Les délimitations incluent tous les plus beaux points de vue qui permettent d’apprécier la manière dont la nature a été façonnée pour devenir un élément culturel important de la ville ainsi que le système des fortifications historiques de la baie de Guanabara qui a donné à Rio de Janeiro son caractère de ville fortifiée.

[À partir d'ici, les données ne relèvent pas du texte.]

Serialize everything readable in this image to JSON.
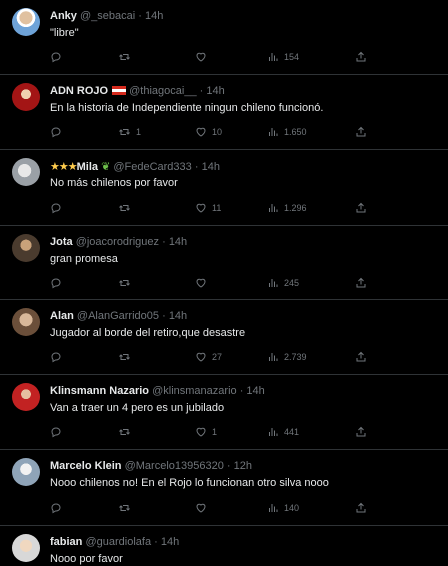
{
  "tweets": [
    {
      "name": "Anky",
      "handle": "@_sebacai",
      "time": "14h",
      "text": "\"libre\"",
      "replies": "",
      "retweets": "",
      "likes": "",
      "views": "154",
      "avatar_color": "#5b7fb4"
    },
    {
      "name": "ADN ROJO",
      "handle": "@thiagocai__",
      "time": "14h",
      "text": "En la historia de Independiente ningun chileno funcionó.",
      "replies": "",
      "retweets": "1",
      "likes": "10",
      "views": "1.650",
      "avatar_color": "#a31515"
    },
    {
      "name": "Mila",
      "handle": "@FedeCard333",
      "time": "14h",
      "text": "No más chilenos por favor",
      "replies": "",
      "retweets": "",
      "likes": "11",
      "views": "1.296",
      "avatar_color": "#c7c7c7"
    },
    {
      "name": "Jota",
      "handle": "@joacorodriguez",
      "time": "14h",
      "text": "gran promesa",
      "replies": "",
      "retweets": "",
      "likes": "",
      "views": "245",
      "avatar_color": "#4a3b2e"
    },
    {
      "name": "Alan",
      "handle": "@AlanGarrido05",
      "time": "14h",
      "text": "Jugador al borde del retiro,que desastre",
      "replies": "",
      "retweets": "",
      "likes": "27",
      "views": "2.739",
      "avatar_color": "#b38a6a"
    },
    {
      "name": "Klinsmann Nazario",
      "handle": "@klinsmanazario",
      "time": "14h",
      "text": "Van a traer un 4 pero es un jubilado",
      "replies": "",
      "retweets": "",
      "likes": "1",
      "views": "441",
      "avatar_color": "#c22222"
    },
    {
      "name": "Marcelo Klein",
      "handle": "@Marcelo13956320",
      "time": "12h",
      "text": "Nooo chilenos no! En el Rojo lo funcionan otro silva nooo",
      "replies": "",
      "retweets": "",
      "likes": "",
      "views": "140",
      "avatar_color": "#8fa4b8"
    },
    {
      "name": "fabian",
      "handle": "@guardiolafa",
      "time": "14h",
      "text": "Nooo por favor",
      "replies": "",
      "retweets": "",
      "likes": "",
      "views": "",
      "avatar_color": "#d8d8d8"
    }
  ],
  "colors": {
    "background": "#000000",
    "text": "#e7e9ea",
    "muted": "#71767b",
    "border": "#2f3336"
  },
  "icons": [
    "reply-icon",
    "retweet-icon",
    "like-icon",
    "views-icon",
    "share-icon"
  ]
}
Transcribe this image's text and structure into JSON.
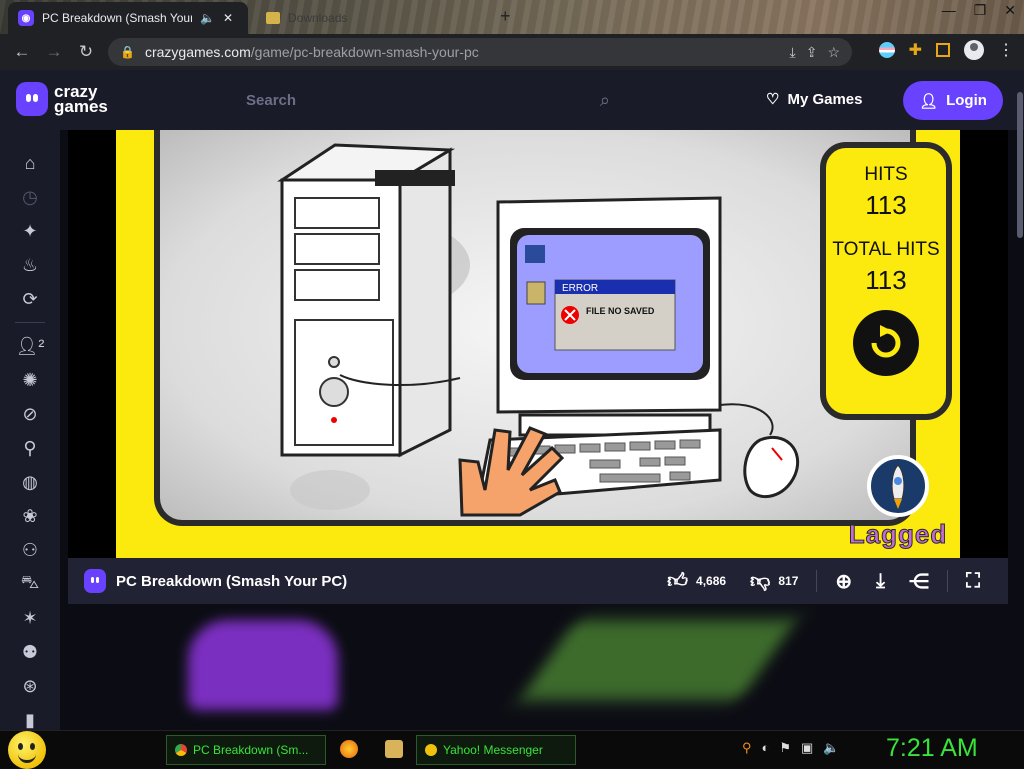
{
  "browser": {
    "active_tab_title": "PC Breakdown (Smash Your PC)",
    "inactive_tab_title": "Downloads",
    "url_host": "crazygames.com",
    "url_path": "/game/pc-breakdown-smash-your-pc"
  },
  "site": {
    "logo_line1": "crazy",
    "logo_line2": "games",
    "search_placeholder": "Search",
    "my_games_label": "My Games",
    "login_label": "Login"
  },
  "sidebar": {
    "items": [
      "home-icon",
      "clock-icon",
      "sparkle-icon",
      "flame-icon",
      "refresh-icon",
      "multiplayer-icon",
      "explosion-icon",
      "compass-icon",
      "joystick-icon",
      "basketball-icon",
      "flower-icon",
      "bicycle-icon",
      "car-icon",
      "star-burst-icon",
      "controller-icon",
      "steering-wheel-icon",
      "door-icon"
    ]
  },
  "game": {
    "error_title": "ERROR",
    "error_message": "FILE NO SAVED",
    "hits_label": "HITS",
    "hits_value": "113",
    "total_hits_label": "TOTAL HITS",
    "total_hits_value": "113",
    "sponsor": "Lagged"
  },
  "gamebar": {
    "title": "PC Breakdown (Smash Your PC)",
    "likes": "4,686",
    "dislikes": "817"
  },
  "taskbar": {
    "task1": "PC Breakdown (Sm...",
    "task2": "Yahoo! Messenger",
    "clock": "7:21 AM"
  },
  "colors": {
    "brand_purple": "#6842ff",
    "game_yellow": "#fce90e",
    "taskbar_green": "#38e33a"
  }
}
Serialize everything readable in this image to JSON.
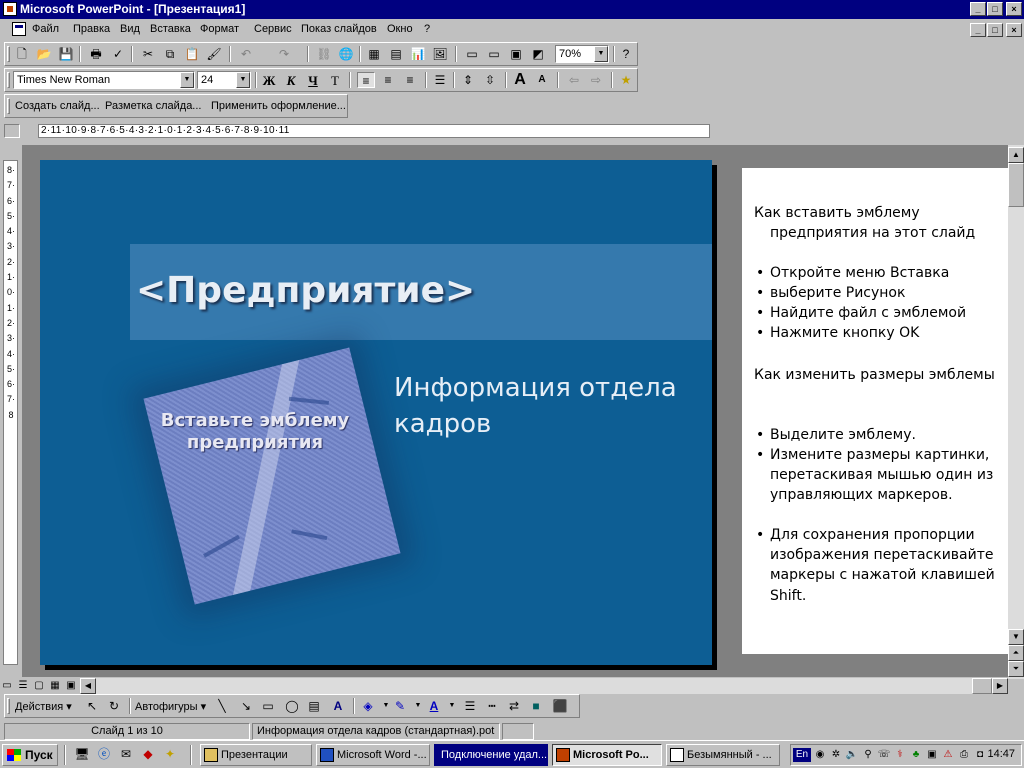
{
  "window": {
    "title": "Microsoft PowerPoint - [Презентация1]",
    "controls": [
      "_",
      "□",
      "×"
    ]
  },
  "menu": {
    "items": [
      "Файл",
      "Правка",
      "Вид",
      "Вставка",
      "Формат",
      "Сервис",
      "Показ слайдов",
      "Окно",
      "?"
    ]
  },
  "standard_toolbar": {
    "zoom": "70%"
  },
  "formatting_toolbar": {
    "font": "Times New Roman",
    "size": "24",
    "bold": "Ж",
    "italic": "К",
    "underline": "Ч",
    "shadow": "Т"
  },
  "common_tasks": {
    "new_slide": "Создать слайд...",
    "layout": "Разметка слайда...",
    "apply_design": "Применить оформление..."
  },
  "slide": {
    "title": "<Предприятие>",
    "logo_placeholder": "Вставьте эмблему предприятия",
    "subtitle": "Информация отдела кадров",
    "background": "#0d5e94"
  },
  "notes": {
    "heading1": "Как вставить эмблему предприятия на этот слайд",
    "bullets1": [
      "Откройте меню Вставка",
      "выберите Рисунок",
      "Найдите файл с эмблемой",
      "Нажмите кнопку OK"
    ],
    "heading2": "Как изменить размеры эмблемы",
    "bullets2": [
      "Выделите эмблему.",
      "Измените размеры картинки, перетаскивая мышью один из управляющих маркеров.",
      "Для сохранения пропорции изображения перетаскивайте маркеры с нажатой клавишей Shift."
    ]
  },
  "hruler": "2·11·10·9·8·7·6·5·4·3·2·1·0·1·2·3·4·5·6·7·8·9·10·11",
  "vruler": "8·7·6·5·4·3·2·1·0·1·2·3·4·5·6·7·8",
  "drawing_toolbar": {
    "actions": "Действия",
    "autoshapes": "Автофигуры"
  },
  "status": {
    "slide": "Слайд 1 из 10",
    "template": "Информация отдела кадров (стандартная).pot"
  },
  "taskbar": {
    "start": "Пуск",
    "tasks": [
      "Презентации",
      "Microsoft Word -...",
      "Подключение удал...",
      "Microsoft Po...",
      "Безымянный - ..."
    ],
    "lang": "En",
    "clock": "14:47"
  },
  "colors": {
    "titlebar": "#000080",
    "slide_bg": "#0d5e94",
    "workspace": "#808080"
  }
}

Le tissu bâti le plus dense de la ville couvre les étroites bandes de terre alluviale entre les montagnes et la mer, sous forme de groupes irréguliers de grands blocs blancs offrant un contraste frappant avec la verte végétation des montagnes et le bleu de la mer. Aucun de ces bâtiments n’est inclus dans la zone proposée pour inscription ; en revanche, bon nombre d’entre eux sont inclus dans la zone tampon.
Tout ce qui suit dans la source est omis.